DENVER (Reuters) – Occidental Petroleum Corp (OXY.N) expects to quickly reduce the $40 billion in debt it took on with its purchase of Anadarko Petroleum, the company’s finance chief said on Monday.
Cedric Burgher, in his first public remarks since the $38 billion acquisition closed last week, told an EnerCom energy conference audience, the resulting debt burden was “not too bad,” and pledged Occidental would be selective in choosing assets to sell.
He defended the purchase, which has been attacked by activist Carl Icahn as “misguided and hugely overpriced,” as providing future oil production as a good valuation. Icahn is seeking to remove and replace four directors to influence the scale and pace of asset sales.
“When the smoke clears, people will start to see what we’ve done,” Burgher said to an overflow crowd.
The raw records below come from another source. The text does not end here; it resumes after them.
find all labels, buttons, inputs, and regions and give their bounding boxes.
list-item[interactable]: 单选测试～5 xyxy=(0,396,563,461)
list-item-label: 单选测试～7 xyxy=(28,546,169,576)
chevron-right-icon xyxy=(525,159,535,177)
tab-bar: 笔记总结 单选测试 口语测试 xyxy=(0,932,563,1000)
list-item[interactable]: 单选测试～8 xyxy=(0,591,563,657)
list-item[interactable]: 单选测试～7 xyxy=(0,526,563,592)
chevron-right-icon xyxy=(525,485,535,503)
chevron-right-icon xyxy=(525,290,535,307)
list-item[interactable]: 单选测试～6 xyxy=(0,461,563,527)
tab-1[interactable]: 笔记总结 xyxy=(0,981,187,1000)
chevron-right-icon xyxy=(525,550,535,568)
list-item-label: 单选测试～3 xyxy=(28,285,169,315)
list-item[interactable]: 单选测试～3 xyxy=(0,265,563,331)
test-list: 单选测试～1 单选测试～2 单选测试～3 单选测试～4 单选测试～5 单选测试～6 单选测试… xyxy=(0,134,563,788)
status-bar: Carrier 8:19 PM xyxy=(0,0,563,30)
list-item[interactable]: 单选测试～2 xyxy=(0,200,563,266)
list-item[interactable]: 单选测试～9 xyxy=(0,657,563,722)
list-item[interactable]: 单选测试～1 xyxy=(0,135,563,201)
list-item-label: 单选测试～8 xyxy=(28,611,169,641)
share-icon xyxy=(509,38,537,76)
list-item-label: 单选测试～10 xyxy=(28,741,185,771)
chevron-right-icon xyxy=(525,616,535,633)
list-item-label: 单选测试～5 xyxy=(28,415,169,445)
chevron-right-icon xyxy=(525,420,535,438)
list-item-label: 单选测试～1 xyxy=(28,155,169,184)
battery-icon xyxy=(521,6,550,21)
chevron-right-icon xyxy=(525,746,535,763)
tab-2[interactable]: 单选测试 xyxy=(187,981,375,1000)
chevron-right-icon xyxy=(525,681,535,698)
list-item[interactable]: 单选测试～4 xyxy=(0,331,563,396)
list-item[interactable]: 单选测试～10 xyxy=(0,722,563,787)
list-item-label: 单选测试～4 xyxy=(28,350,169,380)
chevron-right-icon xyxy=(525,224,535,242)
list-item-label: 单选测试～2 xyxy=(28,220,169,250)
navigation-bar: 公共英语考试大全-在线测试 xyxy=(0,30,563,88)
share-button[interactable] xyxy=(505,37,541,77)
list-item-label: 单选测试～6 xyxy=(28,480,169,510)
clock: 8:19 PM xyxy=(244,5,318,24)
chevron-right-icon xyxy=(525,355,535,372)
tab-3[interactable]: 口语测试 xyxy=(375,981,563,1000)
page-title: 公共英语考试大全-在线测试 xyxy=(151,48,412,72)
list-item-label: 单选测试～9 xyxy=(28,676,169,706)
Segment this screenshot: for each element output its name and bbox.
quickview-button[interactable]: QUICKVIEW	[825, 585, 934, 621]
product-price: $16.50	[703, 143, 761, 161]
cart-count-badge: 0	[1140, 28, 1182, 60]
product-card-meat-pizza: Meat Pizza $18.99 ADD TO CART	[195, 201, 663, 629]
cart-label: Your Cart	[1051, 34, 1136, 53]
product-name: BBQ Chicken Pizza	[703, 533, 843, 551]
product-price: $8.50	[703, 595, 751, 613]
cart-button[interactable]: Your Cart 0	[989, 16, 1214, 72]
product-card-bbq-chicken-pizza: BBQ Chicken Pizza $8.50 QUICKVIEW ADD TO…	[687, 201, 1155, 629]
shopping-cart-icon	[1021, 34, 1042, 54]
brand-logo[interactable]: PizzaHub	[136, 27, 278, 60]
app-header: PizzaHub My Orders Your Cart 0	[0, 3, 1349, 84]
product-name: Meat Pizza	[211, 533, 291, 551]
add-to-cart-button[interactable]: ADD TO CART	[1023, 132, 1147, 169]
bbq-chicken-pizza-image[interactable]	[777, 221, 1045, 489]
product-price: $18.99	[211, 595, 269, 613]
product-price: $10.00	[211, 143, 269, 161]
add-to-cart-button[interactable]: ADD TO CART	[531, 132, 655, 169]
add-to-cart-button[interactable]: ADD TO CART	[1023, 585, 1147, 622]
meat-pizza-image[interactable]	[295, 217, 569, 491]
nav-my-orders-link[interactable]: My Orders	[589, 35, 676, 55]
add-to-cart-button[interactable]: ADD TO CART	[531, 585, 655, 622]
Shares of Occidental fell 4.5% on Monday to $45.01, the lowest level in roughly a decade following a downgrade from analysts at investment firm Evercore ISI.
“The purchase of Anadarko makes Occidental larger but significantly less valuable,” Evercore analysts wrote in a note to investors on Monday.
Burgher said the deal would achieve $3.5 billion in synergies and cost savings through divestitures and by eliminating redundancies, including duplicate offices.
The company plans to keep Anadarko’s campus in Woodlands, Texas, indefinitely, and make a decision on the space in several years, Burgher said. It plans to remain in Houston and will sell a property that was acquired last year for a new Houston headquarters, he said.
Occidental also plans to be selective about what properties it puts on the market to help pay off the debt, he also said, saying it likes the U.S. offshore production acquired in the deal.
“We like the Gulf of Mexico (properties) we think it’s a keeper; great free cash flow, great assets,” he said. He made no mention of the Western Midstream Partners stake that it also acquired with Anadarko.